Although travel time is quite short, waiting for the elevator at the landing and traveling in the cabin is boring for many people. There is also a considerable number of people who have phobia about being confined in elevator. The reason why the waiting and the travel time in the cabin is so boring compared to the trips made by other vehicles is actually the security concern that lingers in the memory of the users, even if they do not know why.

For elevators, quality safety gears should be manufactured compatible to the other units and equipment, and the equipment should be installed, maintained and repaired by personnel who have a vocational competence certificate.  

Elevator Safety Systems

TS EN 81-20 defines persons to be safeguarded as,

• a) Users;
• b) maintenance and inspection personnel; and,
• c) persons outside the lift well, the machine room and the pulley room, if any.

The safe standard defines objects to be safeguarded as;

• a) Loads in car,
• b) Components of the lift installation,
• c) Building in which the lift is installed.

It is clear that the standard is prepared in order to create a unique safety system addressing any undesired situation considering the loads, components and at the site.
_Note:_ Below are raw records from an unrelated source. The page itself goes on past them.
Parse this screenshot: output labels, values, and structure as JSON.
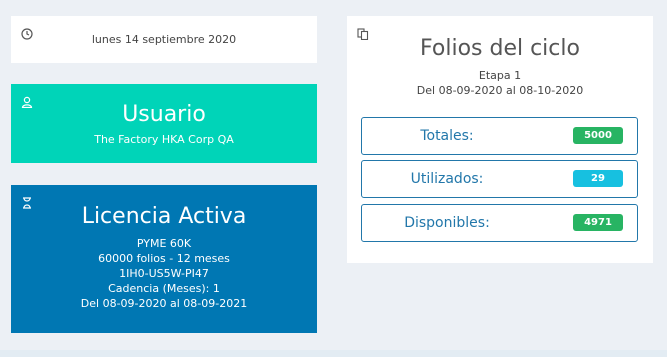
{
  "date_card": {
    "icon": "clock-icon",
    "date": "lunes 14 septiembre 2020"
  },
  "user_card": {
    "icon": "user-icon",
    "title": "Usuario",
    "company": "The Factory HKA Corp QA",
    "color": "#00d4b8"
  },
  "license_card": {
    "icon": "hourglass-icon",
    "title": "Licencia Activa",
    "plan": "PYME 60K",
    "folios": "60000 folios - 12 meses",
    "code": "1IH0-US5W-PI47",
    "cadence": "Cadencia (Meses): 1",
    "period": "Del 08-09-2020 al 08-09-2021",
    "color": "#0077b3"
  },
  "folios_card": {
    "icon": "copy-icon",
    "title": "Folios del ciclo",
    "stage": "Etapa 1",
    "period": "Del 08-09-2020 al 08-10-2020",
    "stats": [
      {
        "label": "Totales:",
        "value": "5000",
        "color": "#28b463"
      },
      {
        "label": "Utilizados:",
        "value": "29",
        "color": "#17c0e0"
      },
      {
        "label": "Disponibles:",
        "value": "4971",
        "color": "#28b463"
      }
    ]
  }
}
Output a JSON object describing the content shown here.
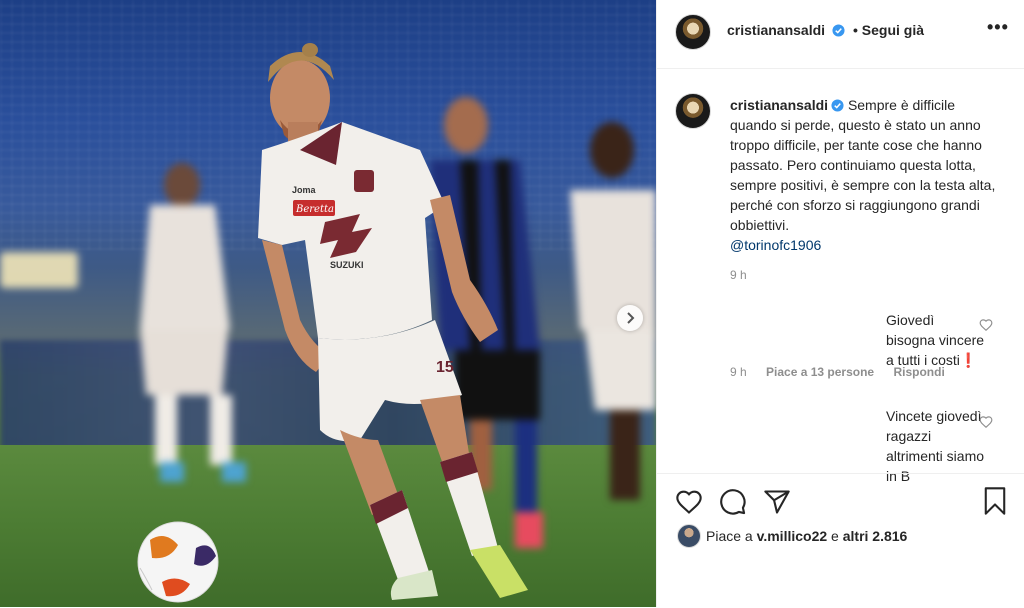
{
  "post": {
    "username": "cristianansaldi",
    "follow_label": "Segui già",
    "more_label": "•••",
    "caption": "Sempre è difficile quando si perde, questo è stato un anno troppo difficile, per tante cose che hanno passato. Pero continuiamo questa lotta, sempre positivi, è sempre con la testa alta, perché con sforzo si raggiungono grandi obbiettivi.",
    "mention": "@torinofc1906",
    "time": "9 h"
  },
  "comments": [
    {
      "text": "Giovedì bisogna vincere a tutti i costi❗",
      "time": "9 h",
      "likes_label": "Piace a 13 persone",
      "reply_label": "Rispondi"
    },
    {
      "text": "Vincete giovedì ragazzi altrimenti siamo in B"
    }
  ],
  "likes": {
    "prefix": "Piace a",
    "user": "v.millico22",
    "mid": "e",
    "others": "altri 2.816"
  },
  "icons": {
    "like": "heart-icon",
    "comment": "comment-icon",
    "share": "share-icon",
    "save": "bookmark-icon",
    "verified": "verified-badge-icon",
    "next": "chevron-right-icon"
  },
  "colors": {
    "verified": "#3897f0",
    "mention": "#00376b",
    "muted": "#8e8e8e"
  }
}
In order to examine elevator safety systems, we need to see the list that contains the possible risks in the same standard. Possible accidents at elevators may be listed as, a) Shearing; b) Crashing; c) Falling; d) Overspeed; e) Fall of the lift;  f) Impact; g) Trapping; h) Fire; i) Electric shock; j) Failure of material; and, k) Wear and corrosion. Safety gears consist of equipment used for preventing the any of the kind of accident listed above. The new European Standards starting with the EN marking are the standards that not only give product definitions, but also consider product safety. Therefore, meeting the safety requirements mentioned in the EN Standards indicates that the relevant product is safe. The safety requirements for elevators require compliance to all of the specifications in TS EN 81-20. It is necessary to maintain the safety level mentioned in the standard. Essential Health and Safety Requirements mentioned in Annex 1 of the 2014/33/EU Lift Directive are the basic principles required for a lift to be considered safe and for getting the approval for manufacturing. For the companies that do not have comprehensive research and design teams, the simplest way to reach the referent safety level is to implement the requirements of the standard. Some of the safety elements used in elevators are:

1. Stopping Devices and Safety Contacts

While the safety components used in elevators comprise landing door locks, cabin safety gear block, overspeed governor, buffers, counterweight safety gear to prevent upward acceleration, motor brake in gearless motors and protection means for involuntary cabin movement. These components are used:

• a) Below the pit
• b) Below or over the cabin

In these places, it is obligatory to put stopping devices suitable for the switch described above.

Additionally, apart from the safety components that are required for being certified in the directive, different parts that are required in the standard are also used for safety. For example,  in order to avoid trapping and crushing at the cabin entrances, sill contacts, trapping contacts or photocells are used.

• a) Photocell or sill contacts for the elevators without door
• b) In all new elevators, car entrances shall be provided with doors. In closed elevators, in order to avoid accidents, trapping contacts and lighting fixtures are placed.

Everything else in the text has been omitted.